Leaving Academia after the PhD: One Year After


February 19, 2017

After the PhD: Academia or industry?

As I entered into the last six months of my PhD project, I started looking more seriously and concretely for my next position. I had, almost since the beginning of my project, kept an eye out for interesting research groups and companies as I came across them, but at this point I started looking more specifically at open positions.

But there was still one big decision I hadn’t made: Stay in academia or leave for the industry?

I was happy to work in academia. I liked the independent way of working there, and I liked that there was room for curiosity and a focus on investigating problems that nobody had looked at before.

But the perspectives for a career in academia were not particularly appealing. I saw many people that had stayed in academia after their successful PhDs. They had gone somewhere for a first postdoc, and now they were on their second or third postdoc.

They were still not in a permanent position, and the prospect of getting into one was at best unclear. They had made an investment in academia after their PhDs, and now they spent more time applying for the next grant to secure the next time-limited employment than on the reason they were there in the first place, the research.

Therefore, I started looking at positions both in academia and in industry. I got in touch with professors at universities abroad and started communicating with them about possibly doing a postdoc there. And I looked at companies with open positions of interest, both in Denmark and abroad.

In the end I focused mostly on industry positions, and in leaning towards an industry position I asked myself what I might miss about academia if I did go for a position in industry. The most important things I’d potentially miss from academia were:

Room for being curious.

Problems that nobody looked at before.

Presentation and dissemination of research.

I tried to keep these things in mind when I was looking at positions in industry.

About three months before finalizing my contract at the university I signed a contract with the company TICRA; I’d start with them in a position as research engineer shortly after finishing my PhD.

It has now been a year since I started with TICRA, and I believe that it is a good time to look back at the transition from academia to industry.

Year one in industry

During the first year at TICRA, I’ve had quite a lot of time to learn the, to me, relatively new field of radio frequency antennas on satellites. I spent several months on reading textbooks, journal papers, and manuals to learn the software that we develop and sell, and in addition to reading and self-study I went for two one week courses abroad.

This period was thus fairly similar to the initial period of my PhD project, where I also spent a lot of time on reading to get up to speed in the new field. But my prejudice, that in industry there is no room for contemplation, was proven wrong; TICRA made a significant investment in this initial period.

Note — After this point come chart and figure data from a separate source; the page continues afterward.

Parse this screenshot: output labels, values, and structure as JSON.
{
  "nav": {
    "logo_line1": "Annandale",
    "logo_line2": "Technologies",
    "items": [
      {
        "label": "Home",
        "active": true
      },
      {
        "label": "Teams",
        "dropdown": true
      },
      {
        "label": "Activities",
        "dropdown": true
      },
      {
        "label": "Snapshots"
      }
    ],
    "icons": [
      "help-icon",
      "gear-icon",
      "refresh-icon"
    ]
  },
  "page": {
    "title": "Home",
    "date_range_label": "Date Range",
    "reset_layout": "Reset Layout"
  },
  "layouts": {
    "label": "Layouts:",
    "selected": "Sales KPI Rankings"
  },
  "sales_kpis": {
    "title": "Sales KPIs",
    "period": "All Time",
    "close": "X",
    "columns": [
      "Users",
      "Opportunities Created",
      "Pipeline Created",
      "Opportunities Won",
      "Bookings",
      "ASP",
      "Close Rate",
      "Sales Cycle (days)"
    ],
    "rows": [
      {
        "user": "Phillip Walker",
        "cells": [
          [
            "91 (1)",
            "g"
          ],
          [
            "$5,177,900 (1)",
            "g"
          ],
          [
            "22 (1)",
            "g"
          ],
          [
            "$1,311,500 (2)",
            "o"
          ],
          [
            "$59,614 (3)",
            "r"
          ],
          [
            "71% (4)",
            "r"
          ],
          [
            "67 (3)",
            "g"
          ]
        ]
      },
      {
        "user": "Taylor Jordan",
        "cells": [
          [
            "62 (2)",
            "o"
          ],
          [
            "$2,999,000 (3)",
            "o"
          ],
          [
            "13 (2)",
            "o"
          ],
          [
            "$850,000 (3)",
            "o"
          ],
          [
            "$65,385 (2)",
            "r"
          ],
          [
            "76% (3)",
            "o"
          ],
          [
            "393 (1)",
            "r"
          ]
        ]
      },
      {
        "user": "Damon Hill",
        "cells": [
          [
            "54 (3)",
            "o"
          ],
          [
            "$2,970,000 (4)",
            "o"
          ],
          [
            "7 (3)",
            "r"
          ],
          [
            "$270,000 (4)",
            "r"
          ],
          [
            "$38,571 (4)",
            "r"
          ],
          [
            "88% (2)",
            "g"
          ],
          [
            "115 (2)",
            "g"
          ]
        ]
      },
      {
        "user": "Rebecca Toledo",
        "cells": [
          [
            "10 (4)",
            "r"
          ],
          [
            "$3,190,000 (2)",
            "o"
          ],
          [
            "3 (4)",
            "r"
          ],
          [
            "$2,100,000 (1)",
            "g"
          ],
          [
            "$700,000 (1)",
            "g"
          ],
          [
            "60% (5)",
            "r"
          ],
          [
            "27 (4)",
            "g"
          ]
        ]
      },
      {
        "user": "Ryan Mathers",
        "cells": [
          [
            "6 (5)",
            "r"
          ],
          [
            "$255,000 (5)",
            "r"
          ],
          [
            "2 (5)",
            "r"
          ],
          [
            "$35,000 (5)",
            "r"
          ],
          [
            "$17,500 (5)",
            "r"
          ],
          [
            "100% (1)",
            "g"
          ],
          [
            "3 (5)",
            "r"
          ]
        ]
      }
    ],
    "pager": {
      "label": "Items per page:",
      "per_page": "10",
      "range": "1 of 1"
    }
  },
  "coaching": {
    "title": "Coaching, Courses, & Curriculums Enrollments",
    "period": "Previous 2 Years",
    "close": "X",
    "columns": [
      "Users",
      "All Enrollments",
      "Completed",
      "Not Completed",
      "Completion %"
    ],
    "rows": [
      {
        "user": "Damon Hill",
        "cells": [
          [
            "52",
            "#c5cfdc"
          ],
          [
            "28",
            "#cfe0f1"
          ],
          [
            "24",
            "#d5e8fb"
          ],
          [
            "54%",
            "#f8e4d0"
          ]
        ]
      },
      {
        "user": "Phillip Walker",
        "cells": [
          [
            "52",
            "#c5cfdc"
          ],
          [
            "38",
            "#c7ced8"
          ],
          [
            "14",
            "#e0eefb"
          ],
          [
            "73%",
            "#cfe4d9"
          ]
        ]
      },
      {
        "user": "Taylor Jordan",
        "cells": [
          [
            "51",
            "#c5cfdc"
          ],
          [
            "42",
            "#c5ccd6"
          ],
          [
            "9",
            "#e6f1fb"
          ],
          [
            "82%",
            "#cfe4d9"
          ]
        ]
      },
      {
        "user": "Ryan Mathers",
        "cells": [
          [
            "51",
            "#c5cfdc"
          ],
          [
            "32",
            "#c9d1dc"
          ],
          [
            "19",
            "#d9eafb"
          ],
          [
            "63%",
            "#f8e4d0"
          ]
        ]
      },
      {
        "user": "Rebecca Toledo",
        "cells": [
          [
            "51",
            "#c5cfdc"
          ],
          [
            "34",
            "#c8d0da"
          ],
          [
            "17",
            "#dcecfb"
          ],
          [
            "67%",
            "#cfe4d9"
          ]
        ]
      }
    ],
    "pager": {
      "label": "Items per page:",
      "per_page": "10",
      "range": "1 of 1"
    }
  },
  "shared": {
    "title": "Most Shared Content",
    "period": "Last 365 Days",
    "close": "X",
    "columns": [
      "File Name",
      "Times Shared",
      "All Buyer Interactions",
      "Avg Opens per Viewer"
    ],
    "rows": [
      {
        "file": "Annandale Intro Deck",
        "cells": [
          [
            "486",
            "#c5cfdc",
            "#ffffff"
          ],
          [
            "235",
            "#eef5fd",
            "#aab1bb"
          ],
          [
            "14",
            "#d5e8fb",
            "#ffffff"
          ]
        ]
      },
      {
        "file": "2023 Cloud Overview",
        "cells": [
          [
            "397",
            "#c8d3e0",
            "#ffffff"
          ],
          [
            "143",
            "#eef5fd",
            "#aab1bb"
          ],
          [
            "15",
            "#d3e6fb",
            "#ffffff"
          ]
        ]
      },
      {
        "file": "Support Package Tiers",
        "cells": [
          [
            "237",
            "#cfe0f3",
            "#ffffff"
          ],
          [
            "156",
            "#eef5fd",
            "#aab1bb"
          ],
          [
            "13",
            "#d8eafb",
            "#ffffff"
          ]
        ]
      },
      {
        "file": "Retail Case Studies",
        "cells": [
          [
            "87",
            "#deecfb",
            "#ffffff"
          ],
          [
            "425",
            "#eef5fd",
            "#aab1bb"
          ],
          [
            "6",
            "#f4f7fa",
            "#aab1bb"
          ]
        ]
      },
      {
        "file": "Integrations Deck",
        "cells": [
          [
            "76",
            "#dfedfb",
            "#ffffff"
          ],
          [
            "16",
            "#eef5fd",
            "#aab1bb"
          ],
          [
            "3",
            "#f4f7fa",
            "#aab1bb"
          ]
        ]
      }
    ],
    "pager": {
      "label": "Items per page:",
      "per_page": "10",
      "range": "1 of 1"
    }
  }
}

After the introductory period, I worked on a number of smaller and larger projects. Some of these projects mostly consisted of engineering work; analyze a given system and report the performance or design a system according to more or less well-established knowledge and principles. Being relatively new to the field, these projects taught me a lot and were a convenient practical addition to the introductory study and reading.

Other projects mostly consisted of research work, typically in relation to R&D projects that TICRA is working on for the European Space Agency (ESA). The goal of such projects is, for example, to develop new technologies and new concepts for future Space missions, and by virtue of being research projects they typically contain problems that nobody looked at before.

One aspect of working with TICRA that always appealed to me is that the company attends conferences. Not only with a sales booth, but also to present papers. The material for these papers is typically research or new software developments, often from ESA projects.

During my first year, I have contributed to a couple of workshop and conference papers, and next month I’ll present my first in-industry research paper at a large European conference.

Finally, I worked on our software maintenance and development projects, of which I was the project manager on two. In this role, I was the non-technical link between the software developers, antenna engineers, and sales team, and it was my responsibility to coordinate and to keep the project on track and schedule. It was a very different role, but it taught me a lot about project management, a skill that I did not learn anything about during the PhD.

What will you miss if leaving academia?

In closing, I remark that in my first year in industry I’ve had room to be curious. I’ve worked on problems that nobody looked at before, and I’ve had time to disseminate our work in conference papers (and, very soon, to present this research).

All the things I feared I might miss when leaving academia.

If you have a hard time deciding to leave academia – whether after the PhD or later – then write down what you fear to lose by leaving academia. And then look for that elsewhere. Maybe you’ll find your dream job elsewhere, maybe not. But at least clarify what you like about academia and figure out if there are better places to do that.

And in looking, do not focus narrowly on the specific research topics and problems you’ve been working on in academia. Think more broadly about the skills you might have; math, programming, modeling, instrumentation, statistics, etc. I did not do a PhD on antennas for Space applications, but now, after the PhD I did in a related field, work as a research engineer on that topic.

I made my choice and do not regret it. Good luck finding out if a career in academia or in industry is the better path for you.